Más, ¡ay!, la ruda tempestad del genio
con sus horrendos rayos vibradores
de su alma en el vergel, tronchó las flores
que aromaron su dulce primigenio.
No de otro modo a la risueña Hecate,
cada en los aires nubarrón sombrío
cuando Aquilón sañoso al roble abate,
la dulce faz enturbia. El murmurío
del de su numen manantial riente,
trocose en el rugido del torrente.
Rubén Darío no sólo trata de copiar en su soneto algo de la manera del poeta, sino que se hace eco de las opiniones más socorridas que circulaban por aquel entonces sobre su obra, tildándola de malsonante, excesiva, fría e incomprensible. Góngora habría truncado su carrera al seguir en su madurez un estilo culterano en vez de continuar con el mismo aliento sencillo y rutilante de sus romances juveniles. Como una tormenta estruendosa y gélida —como Aquilón, el helado viento del norte, cuando abate un roble— la dicción gongorina le enturbia el rostro hasta a la diosa Hécate, señora de las tinieblas, y, de seguido, transforma la risa de la fuente Castalia en un rugido feroz: el de un río desbordado e incontrolable. No era otro el estado de la opinión ni la apreciación literaria más difundida en el ámbito hispánico hacia 1882: Góngora representaba un lamentable error en la historia de nuestra poesía y su condena resultaba tan general y unánime que hasta un poeta quinceañero podía corearla públicamente sin riesgo, identificándose así con el relato dominante de nuestro pasado. Quizás nada sintetiza ni sanciona con mayor autoridad esta opinión que el conocido párrafo que, por esos años, don Marcelino Menéndez Pelayo le dedica al poeta cordobés en su Historia de las ideas estéticas en España (1883-1891):
Cuando llega a entendérsela, después de leídos sus voluminosos comentadores, indígnale a uno más que la hinchazón, más que el latinismo, más que las inversiones y giros pedantescos, más que las alusiones recónditas, más que los pecados contra la propiedad y limpieza de la lengua, lo vacío, lo desierto de toda inspiración, el aflictivo nihilismo poético que se encubre bajo esas pomposas apariencias, los carbones del tesoro guardado por tantas llaves. ¿Qué poesía es esa que, tras de no dejarse entender, ni halaga los sentidos, ni llega al alma, ni mueve el corazón, ni espolea el pensamiento, abriéndoles horizontes infinitos? Llega uno a avergonzarse del entendimiento humano cuando repara que en tal obra gastó míseramente la madurez de su ingenio un poeta, si no de los mayores (como hoy liberalmente se le concede), a lo menos de los más bizarros, floridos y encantadores en las poesías ligeras de su mocedad. Y el asombro crece cuando se repara que una obrilla, por una parte, tan baladí y por otra tan execrable, como Las Soledades, donde no hay una línea que recuerde al autor de los romances de cautivos y de fronteros de África, hiciese escuela y dejase posteridad inmensa, siendo comentada dos y tres veces letra por letra con la misma religiosidad que si se tratase de la Ilíada.[2]
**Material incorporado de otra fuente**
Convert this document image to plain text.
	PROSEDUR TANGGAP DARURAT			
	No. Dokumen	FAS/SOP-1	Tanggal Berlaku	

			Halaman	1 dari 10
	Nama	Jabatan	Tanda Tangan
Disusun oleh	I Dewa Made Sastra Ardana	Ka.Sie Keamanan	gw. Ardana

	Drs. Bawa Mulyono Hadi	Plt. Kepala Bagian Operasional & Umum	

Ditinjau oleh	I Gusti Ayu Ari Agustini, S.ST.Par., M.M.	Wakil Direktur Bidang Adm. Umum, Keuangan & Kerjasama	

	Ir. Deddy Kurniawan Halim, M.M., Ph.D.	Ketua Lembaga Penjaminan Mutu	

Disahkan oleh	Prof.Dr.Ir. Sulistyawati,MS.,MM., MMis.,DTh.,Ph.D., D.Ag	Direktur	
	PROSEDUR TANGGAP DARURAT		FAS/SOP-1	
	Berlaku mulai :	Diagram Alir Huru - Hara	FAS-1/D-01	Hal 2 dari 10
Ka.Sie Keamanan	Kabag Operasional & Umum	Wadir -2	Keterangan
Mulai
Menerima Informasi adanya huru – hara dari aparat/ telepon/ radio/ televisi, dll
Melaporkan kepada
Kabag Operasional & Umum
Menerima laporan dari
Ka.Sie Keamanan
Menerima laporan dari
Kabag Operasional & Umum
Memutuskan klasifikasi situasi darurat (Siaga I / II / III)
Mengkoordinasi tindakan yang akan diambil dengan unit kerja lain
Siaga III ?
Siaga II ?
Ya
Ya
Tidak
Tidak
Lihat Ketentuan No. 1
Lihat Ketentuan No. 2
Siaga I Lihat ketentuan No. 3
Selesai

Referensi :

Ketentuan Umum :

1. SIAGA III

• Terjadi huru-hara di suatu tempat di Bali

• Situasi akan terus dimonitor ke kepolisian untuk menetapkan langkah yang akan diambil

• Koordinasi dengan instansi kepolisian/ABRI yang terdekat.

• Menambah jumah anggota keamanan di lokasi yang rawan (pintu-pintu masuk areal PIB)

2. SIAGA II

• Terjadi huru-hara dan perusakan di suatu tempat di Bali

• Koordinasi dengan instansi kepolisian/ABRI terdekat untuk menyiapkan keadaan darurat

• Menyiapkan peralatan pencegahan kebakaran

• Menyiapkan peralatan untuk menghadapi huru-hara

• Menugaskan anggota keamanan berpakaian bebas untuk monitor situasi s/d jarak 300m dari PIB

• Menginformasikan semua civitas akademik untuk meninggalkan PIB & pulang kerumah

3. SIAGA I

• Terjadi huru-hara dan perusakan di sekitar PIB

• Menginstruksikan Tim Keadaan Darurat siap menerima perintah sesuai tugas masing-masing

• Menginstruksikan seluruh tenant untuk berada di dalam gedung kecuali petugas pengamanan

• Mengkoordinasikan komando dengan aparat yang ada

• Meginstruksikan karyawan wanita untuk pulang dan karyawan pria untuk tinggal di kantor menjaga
Más de dos siglos de reprobación de Góngora y el gongorismo se resumen en esta severa apreciación que probablemente Rubén Darío no habría leído cuando escribió su soneto, pero cuyo horizonte crítico comparte sin reservas. Baste comprobar con cuánta fidelidad y desenvoltura reproduce en sus versos un juicio estético que parecía haber adquirido la validez de una verdad universal e inconmovible en todo el orbe hispánico; aunque, por fortuna, no fuera de él.